Former spy chief to be prosecuted
The Seoul Central District Prosecutors Office said yesterday that it will press charges against Won Sei-hoon, who headed the National Intelligence Service from 2009 till February this year, for election law violation as well as breach of the agency’s internal code of conduct, which requires political neutrality for all of its members.
A special investigation team of the prosecutors launched a probe in April to find out if there were systemic efforts inside the National Intelligence Service to influence domestic politics.
The prosecution suspected that officials from the now-disbanded psychological operations bureau had conducted an online smear campaign against Moon Jae-in, the opposition Democratic Party candidate, in the run-up to the Dec. 19 presidential election.
The prosecutors also investigated the suspicion that Kim Yong-pan, former chief of the Seoul Metropolitan Police Agency, had tried to cover up the scandal and said yesterday it will press charges against him for violating the election law and abuse of power.
After the Democrats made their first accusations against the NIS on the eve of the presidential election, the police conducted an initial probe and announced around 11 p.m. on Dec. 16, 2012 that the investigation found no grounds to substantiate the allegation.
Park won the election three days later, and the police announced on Jan. 3 that it found evidence that an NIS agent had been involved in the cyber smear campaign.
While pressing charges against Won and Kim, the prosecution said it won’t take them into custody.
The prosecution said its investigation found that Won ordered the expansion of the psychological operations bureau after he took office.
In major elections, the bureau was suspected of conducting smear campaigns against opposition candidates by calling them “pro-Pyongyang” and prosecutors believe Won was briefed about the operations.
The prosecution, however, decided not to seek a detention warrant because it has no hard evidence to back up the suspicion that Won had actually ordered the NIS to intervene in the elections. The prosecutors concluded that Won could be held accountable for his mismanagement of the agency, but it would be difficult to prosecute him for ordering the operations.

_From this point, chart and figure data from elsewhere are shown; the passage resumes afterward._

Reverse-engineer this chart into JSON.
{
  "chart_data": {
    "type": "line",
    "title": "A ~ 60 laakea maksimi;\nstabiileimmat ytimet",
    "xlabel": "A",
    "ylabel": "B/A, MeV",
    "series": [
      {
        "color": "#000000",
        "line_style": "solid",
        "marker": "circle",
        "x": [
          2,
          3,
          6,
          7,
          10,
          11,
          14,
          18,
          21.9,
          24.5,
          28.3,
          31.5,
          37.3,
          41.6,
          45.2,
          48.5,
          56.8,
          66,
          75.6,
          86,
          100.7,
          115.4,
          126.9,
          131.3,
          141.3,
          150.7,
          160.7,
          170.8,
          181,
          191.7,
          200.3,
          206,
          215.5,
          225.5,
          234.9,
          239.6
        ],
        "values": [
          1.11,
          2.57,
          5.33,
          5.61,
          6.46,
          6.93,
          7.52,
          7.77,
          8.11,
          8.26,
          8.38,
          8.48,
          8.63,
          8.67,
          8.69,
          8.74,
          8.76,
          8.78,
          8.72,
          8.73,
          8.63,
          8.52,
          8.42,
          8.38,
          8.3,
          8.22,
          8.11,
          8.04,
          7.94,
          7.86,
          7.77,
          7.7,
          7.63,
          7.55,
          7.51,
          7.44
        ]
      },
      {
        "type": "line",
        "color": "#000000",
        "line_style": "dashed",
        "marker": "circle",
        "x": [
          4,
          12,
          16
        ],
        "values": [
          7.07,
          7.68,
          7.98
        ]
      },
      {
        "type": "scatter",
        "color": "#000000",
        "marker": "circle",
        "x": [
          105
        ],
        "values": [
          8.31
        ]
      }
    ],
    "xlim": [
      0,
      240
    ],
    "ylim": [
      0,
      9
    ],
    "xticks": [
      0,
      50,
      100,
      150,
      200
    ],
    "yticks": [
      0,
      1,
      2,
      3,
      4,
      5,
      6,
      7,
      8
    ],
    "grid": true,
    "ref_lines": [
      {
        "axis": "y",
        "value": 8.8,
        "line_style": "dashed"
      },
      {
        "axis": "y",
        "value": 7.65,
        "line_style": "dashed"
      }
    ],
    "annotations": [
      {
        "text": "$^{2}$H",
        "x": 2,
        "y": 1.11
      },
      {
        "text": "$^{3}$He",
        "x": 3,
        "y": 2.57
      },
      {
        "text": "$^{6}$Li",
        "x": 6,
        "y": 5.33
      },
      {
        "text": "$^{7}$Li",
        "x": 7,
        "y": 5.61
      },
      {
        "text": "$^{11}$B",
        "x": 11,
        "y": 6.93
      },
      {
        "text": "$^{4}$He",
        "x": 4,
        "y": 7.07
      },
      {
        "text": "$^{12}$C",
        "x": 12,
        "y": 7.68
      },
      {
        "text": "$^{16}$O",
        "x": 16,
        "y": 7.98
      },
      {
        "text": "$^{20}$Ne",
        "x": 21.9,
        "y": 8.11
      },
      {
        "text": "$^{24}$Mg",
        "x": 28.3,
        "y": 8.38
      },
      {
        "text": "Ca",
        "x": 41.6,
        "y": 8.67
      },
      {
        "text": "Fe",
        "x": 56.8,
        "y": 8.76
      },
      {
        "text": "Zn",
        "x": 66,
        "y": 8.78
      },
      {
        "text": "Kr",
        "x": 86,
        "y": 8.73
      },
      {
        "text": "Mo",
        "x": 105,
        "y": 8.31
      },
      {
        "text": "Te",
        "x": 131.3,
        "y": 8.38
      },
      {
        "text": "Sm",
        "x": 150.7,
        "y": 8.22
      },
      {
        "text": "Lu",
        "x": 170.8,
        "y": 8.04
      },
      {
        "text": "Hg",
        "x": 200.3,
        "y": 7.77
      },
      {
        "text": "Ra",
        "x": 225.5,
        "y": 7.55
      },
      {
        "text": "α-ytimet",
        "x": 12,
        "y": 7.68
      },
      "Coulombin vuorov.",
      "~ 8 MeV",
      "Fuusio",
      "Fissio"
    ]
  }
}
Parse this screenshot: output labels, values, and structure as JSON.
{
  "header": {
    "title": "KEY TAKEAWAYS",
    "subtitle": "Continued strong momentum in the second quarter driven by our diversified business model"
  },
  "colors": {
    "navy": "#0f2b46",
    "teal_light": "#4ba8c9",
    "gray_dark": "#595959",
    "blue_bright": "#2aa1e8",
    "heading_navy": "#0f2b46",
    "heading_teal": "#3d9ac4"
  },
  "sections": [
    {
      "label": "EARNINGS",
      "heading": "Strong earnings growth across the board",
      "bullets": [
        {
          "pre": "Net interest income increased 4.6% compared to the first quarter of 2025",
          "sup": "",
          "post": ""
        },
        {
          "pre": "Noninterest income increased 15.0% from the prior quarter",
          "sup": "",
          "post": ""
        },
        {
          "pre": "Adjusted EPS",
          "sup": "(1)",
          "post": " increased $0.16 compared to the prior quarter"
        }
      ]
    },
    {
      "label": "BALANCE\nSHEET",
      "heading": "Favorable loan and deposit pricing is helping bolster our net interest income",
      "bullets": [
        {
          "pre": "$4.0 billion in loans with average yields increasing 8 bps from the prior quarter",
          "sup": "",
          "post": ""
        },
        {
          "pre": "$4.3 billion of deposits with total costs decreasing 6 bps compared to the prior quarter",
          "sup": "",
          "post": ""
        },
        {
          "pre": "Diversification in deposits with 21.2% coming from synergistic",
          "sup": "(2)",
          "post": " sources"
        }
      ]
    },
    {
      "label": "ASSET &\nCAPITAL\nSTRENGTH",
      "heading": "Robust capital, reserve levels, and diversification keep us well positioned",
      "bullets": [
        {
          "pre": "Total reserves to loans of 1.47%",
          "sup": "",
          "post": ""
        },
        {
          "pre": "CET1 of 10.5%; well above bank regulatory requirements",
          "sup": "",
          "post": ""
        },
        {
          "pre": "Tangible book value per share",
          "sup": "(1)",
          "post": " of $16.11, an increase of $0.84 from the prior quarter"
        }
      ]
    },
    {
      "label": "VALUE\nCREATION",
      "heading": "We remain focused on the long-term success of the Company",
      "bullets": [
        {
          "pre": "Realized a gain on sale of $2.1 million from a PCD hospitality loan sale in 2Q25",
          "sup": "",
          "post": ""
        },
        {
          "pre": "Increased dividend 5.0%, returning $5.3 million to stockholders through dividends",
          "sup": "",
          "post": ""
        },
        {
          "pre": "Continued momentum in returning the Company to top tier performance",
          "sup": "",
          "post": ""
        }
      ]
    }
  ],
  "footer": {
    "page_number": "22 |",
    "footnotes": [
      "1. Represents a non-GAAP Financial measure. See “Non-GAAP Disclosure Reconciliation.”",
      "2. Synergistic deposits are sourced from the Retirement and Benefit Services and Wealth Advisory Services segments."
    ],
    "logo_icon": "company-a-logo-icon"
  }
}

“We made the conclusion based on the charges we have uncovered so far and the closely approaching deadline,” Lee Jin-han, a senior prosecutor at the Seoul Central District Prosecutors Office, said. The statute of limitations for Won’s case expires on June 19.
For the past two weeks, the prosecution was in a predicament on how to handle the case.
While the special investigation team at the Seoul office wanted to indict Won with pretrial detention, the Ministry of Justice disagreed with the plan, citing lack of legal grounds. The Supreme Public Prosecutors Office proposed a compromise of pressing election law violation charges against Won without pretrial detention, and the special investigation team and the ministry finally accepted the idea yesterday.
Hours before the prosecution’s announcement, Democratic Party Chairman Kim Han-gill held an urgent press conference and said the largest opposition party will try to dismiss the justice minister over the Won scandal.
“We have no choice but to submit a motion to dismiss Justice Minister Hwang Kyo-an,” Kim said yesterday morning. “The National Intelligence Service’s politicking and the police’s attempts to cover up the operation are crimes against the state and they undermine the constitutional order. And yet, the justice minister, who should have been the last bastion of the rule of law, became a stumbling block [to punish them].”
Kim condemned Hwang for having ignored the prosecution’s demands for a pretrial detention against Won and ordering investigators to drop election law violation charges.
To dismiss a cabinet member including a minister, a motion, sponsored by more than one-third of the National Assembly members, is required to win the majority vote. The legislature has 300 seats and the motion requires more than 151. As of now, the DP has 127 lawmakers.
“Allowing the prosecution to have a thorough, fair investigation will be the only way for the Park administration to protect the integrity of the presidential election and its legitimacy,” Kim said.